Вот для того, чтобы быть социумом, для того, чтобы совместно и совокупно делать великие дела, мы должны быть организованы в подобие единого организма. А один из моментов в организации в подобие единого организма – это одни и те же точки зрения на предметы.
Это рефлекторно, это инстинктивно, это программа, которая вложена в нас, хотите природой, хотите Господом Богом, хотите Вселенной. Поэтому, если читают Дэна Брауна, все должны читать Дэна Брауна. И осуждать одно. Если идти на футбол, то все должны болеть, допустим, в таком-то матче за две команды, хотя на самом деле разные люди с разными интересами. Если говорить о музыке, то немец должен сказать: Бах, или Бетховен, или Моцарт, а русский должен сказать прежде всего, наверное, Чайковский. У каждого хорошего народа – свой, знаете ли, хороший главный композитор.
Вот поэтому критик озвучивает некое мнение, стремясь, чтобы это мнение стало обязательным. Через критика проявляется социальный инстинкт человеков применительно, в нашем случае к литературе – применительно к тому, что должны быть некие единые критерии в литературе. Они не для чего-то должны быть, не для чего-то, – они потому должны быть, что мы, человеки, образуя социум, должны придерживаться единых взглядов: на королевскую власть или на демократию, или на то, что Земля окружена хрустальной твердью, или о том, что во Вселенной множество обитаемых миров. Мы должны иметь единые взгляды!
И тогда мы, как стрелочки маленьких многих-многих компасов, ориентированы в едином направлении – и тогда мы можем быть социумом и совершать совокупно какие-то действия. Вот критик – это системообразующий элемент на уровне взглядов на литературу. Вот я думаю, можно понять, в чем смысл этого утверждения.
Критик говорит: всем думать так, как я сказал. Это все равно, что всем идти в ногу, и только если вы будете идти в ногу, вы будете войском, а не стадом баранов. А только войско может пройти дальше, победить больше, и прочее, и прочее. Кроме того, войско более сложно структурировано, войско – оно более энергетично, войско – оно менее энтропийно, войско – это более сложная форма организации материи, чем толпа. Точно так же читатели, имеющие совершенно определенную одинаковую точку зрения по ряду главных вопросов в литературе – это более структурированная и энергетичная группа, нежели если все будут думать свое разное.

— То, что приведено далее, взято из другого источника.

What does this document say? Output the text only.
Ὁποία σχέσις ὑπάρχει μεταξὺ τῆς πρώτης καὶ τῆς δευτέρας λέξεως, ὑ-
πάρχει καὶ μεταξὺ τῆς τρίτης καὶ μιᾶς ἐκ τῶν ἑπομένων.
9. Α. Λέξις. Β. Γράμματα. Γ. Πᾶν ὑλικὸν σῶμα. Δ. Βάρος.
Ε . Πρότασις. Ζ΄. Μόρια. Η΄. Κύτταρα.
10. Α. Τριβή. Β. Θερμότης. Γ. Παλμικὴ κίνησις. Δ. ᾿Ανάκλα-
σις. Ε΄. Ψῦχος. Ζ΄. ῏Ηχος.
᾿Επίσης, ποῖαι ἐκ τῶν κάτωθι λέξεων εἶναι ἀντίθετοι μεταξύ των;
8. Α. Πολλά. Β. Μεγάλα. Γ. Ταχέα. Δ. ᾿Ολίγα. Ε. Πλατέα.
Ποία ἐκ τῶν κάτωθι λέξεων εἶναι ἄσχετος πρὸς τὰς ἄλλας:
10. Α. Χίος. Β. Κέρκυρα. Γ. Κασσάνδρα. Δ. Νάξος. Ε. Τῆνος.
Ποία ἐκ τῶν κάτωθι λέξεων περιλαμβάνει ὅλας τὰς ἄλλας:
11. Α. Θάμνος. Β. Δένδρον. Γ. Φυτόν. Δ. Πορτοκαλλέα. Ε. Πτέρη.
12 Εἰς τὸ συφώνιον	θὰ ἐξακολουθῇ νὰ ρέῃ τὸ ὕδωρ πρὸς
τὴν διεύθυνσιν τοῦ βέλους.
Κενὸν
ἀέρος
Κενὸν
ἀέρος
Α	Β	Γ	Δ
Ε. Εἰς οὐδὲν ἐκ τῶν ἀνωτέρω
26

Вот поэтому существует критика.
Смысл и цель искусства и литературы
Лекция, прочитанная в университете Иерусалима, Израиль, в 1996 г.
Дорогие друзья. Сейчас мы будем говорить о вопросе, наверное, наиболее сложном из всего курса, из всего нашего цикла. И об одном из тех вопросов, которые считаются вечными. Вечными – это потому, что вопрос задавали вечно, а ответа на него удовлетворительного не давали ни разу. Ну, я полагаю, что если и 10 заповедей были высечены на скрижалях, и Библия была написана, то можно, в общем, дать ответ и на этот вопрос тоже.